The waiting period was anxiety provoking. I thought about being poorly rated, and how that would feel. OK, well I have some work to do, don’t I.
Then I imagined getting a unanimously excellent assessment. Hmmm, I fooled everyone. Low standards, obviously.
Eventually I noticed how I was equally uncomfortable with either outcome. Since I was already down on myself, the external feedback would just give me different flavors of disappointment. It wouldn’t cause it, or relieve it. I already knew where I could have done better and what I’m capable of. Making good on that was the only thing that would make a real difference.
I often advise others against negative self-judgment. The whole point of seeing how you can do better, the value of it, is to do better! Not to beat yourself up.
So why the discomfort? After my peer review, this thought occurred to me:
That uncomfortable feeling of comparison, of self-judgement, is a kind of motion sickness.
We are always in the NOW, the present moment.
And NOW is an inflection point between history and possibility.
And there comes a moment when you become aware of the chasm that exists between the two, history compared to possibility. Who you’ve been up to now, compared to who you now see you can be.

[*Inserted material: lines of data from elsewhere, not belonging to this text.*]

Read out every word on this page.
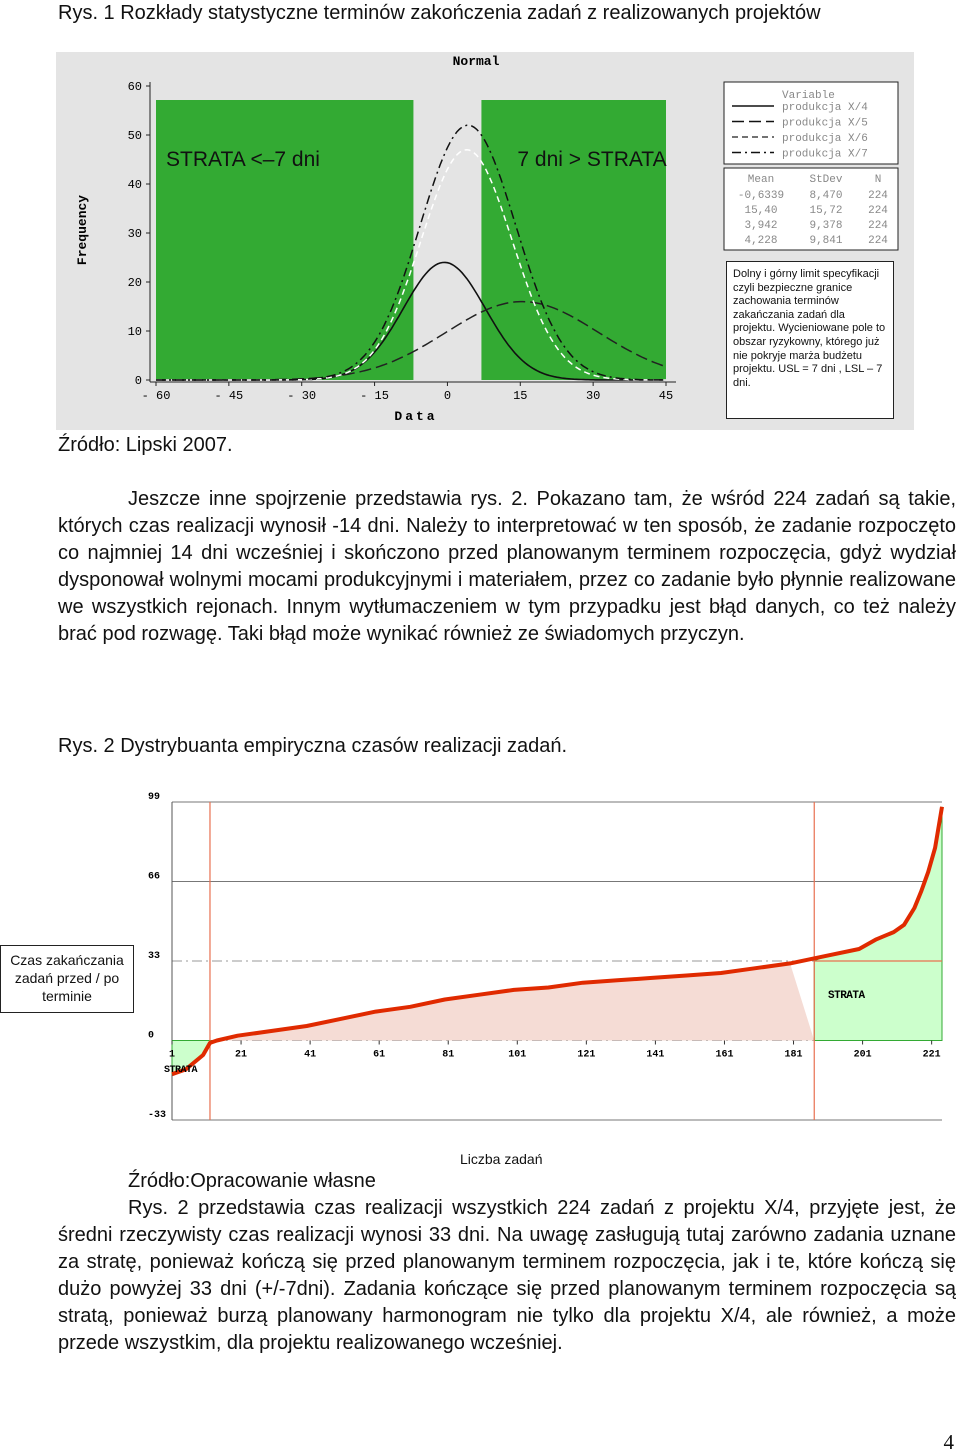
Rys. 1 Rozkłady statystyczne terminów zakończenia zadań z realizowanych projektów

- 60	- 45	- 30	- 15	0	15	30	45
0
10
20
30
40
50
60
Normal
Data
Frequency
STRATA <–7 dni	7 dni > STRATA
Variable
produkcja X/4
produkcja X/5
produkcja X/6
produkcja X/7
Mean	StDev	N
-0,6339 8,470 224
15,40	15,72 224
3,942	9,378 224
4,228	9,841 224
Dolny i górny limit specyfikacji czyli bezpieczne granice zachowania terminów zakańczania zadań dla projektu. Wycieniowane pole to obszar ryzykowny, którego już nie pokryje marża budżetu projektu. USL = 7 dni , LSL – 7 dni.

Źródło: Lipski 2007.

Jeszcze inne spojrzenie przedstawia rys. 2. Pokazano tam, że wśród 224 zadań są takie, których czas realizacji wynosił -14 dni. Należy to interpretować w ten sposób, że zadanie rozpoczęto co najmniej 14 dni wcześniej i skończono przed planowanym terminem rozpoczęcia, gdyż wydział dysponował wolnymi mocami produkcyjnymi i materiałem, przez co zadanie było płynnie realizowane we wszystkich rejonach. Innym wytłumaczeniem w tym przypadku jest błąd danych, co też należy brać pod rozwagę. Taki błąd może wynikać również ze świadomych przyczyn.

Rys. 2 Dystrybuanta empiryczna czasów realizacji zadań.

99
66
33
0
-33
1	21	41	61	81	101	121	141	161	181	201	221
STRATA
STRATA
Czas zakańczania zadań przed / po terminie
Liczba zadań

Źródło:Opracowanie własne

Rys. 2 przedstawia czas realizacji wszystkich 224 zadań z projektu X/4, przyjęte jest, że średni rzeczywisty czas realizacji wynosi 33 dni. Na uwagę zasługują tutaj zarówno zadania uznane za stratę, ponieważ kończą się przed planowanym terminem rozpoczęcia, jak i te, które kończą się dużo powyżej 33 dni (+/-7dni). Zadania kończące się przed planowanym terminem rozpoczęcia są stratą, ponieważ burzą planowany harmonogram nie tylko dla projektu X/4, ale również, a może przede wszystkim, dla projektu realizowanego wcześniej.

4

The shift is happening, and you’re experiencing it as it’s occurring. And you feel motion sickness.
As long as you sit in that place, aware of but not actualizing the potential you saw, not completing the shift, you are at risk of generating that uncomfortable nausea that comes from negative self-judgment.
Once you have made the shift to being / doing / creating what you now know is possible, you’re out of motion sickness and back to joyously resonant integration.
The fact is, when I’m at my very best — when I’m the most “on” and in flow — my head positively races with an endless stream of potential improvements. Right on the heels of—or even in the midst of—what I’m doing, I’m thinking of ways it could be better.
Well this is the experience of being awake and perceptive and focused. It’s what the state of rapid growth feels like as it’s happening. It’s not a condemnation of my actions, unless I deliberately spin it that way. At any given moment I’m doing everything the best I know how. And becoming aware of what can be better, even in the moment, doesn’t take away from that. It’s actually precisely what I want to happen.
Remembering this allows me to sit in the rapid movement of self-growth without the motion sickness of negative self-judgment.
(I know this from personal experience: if you’re on a winding road navel-gazing in the back seat and getting nauseous, look out the window! Let your senses come back into agreement that you are in motion.)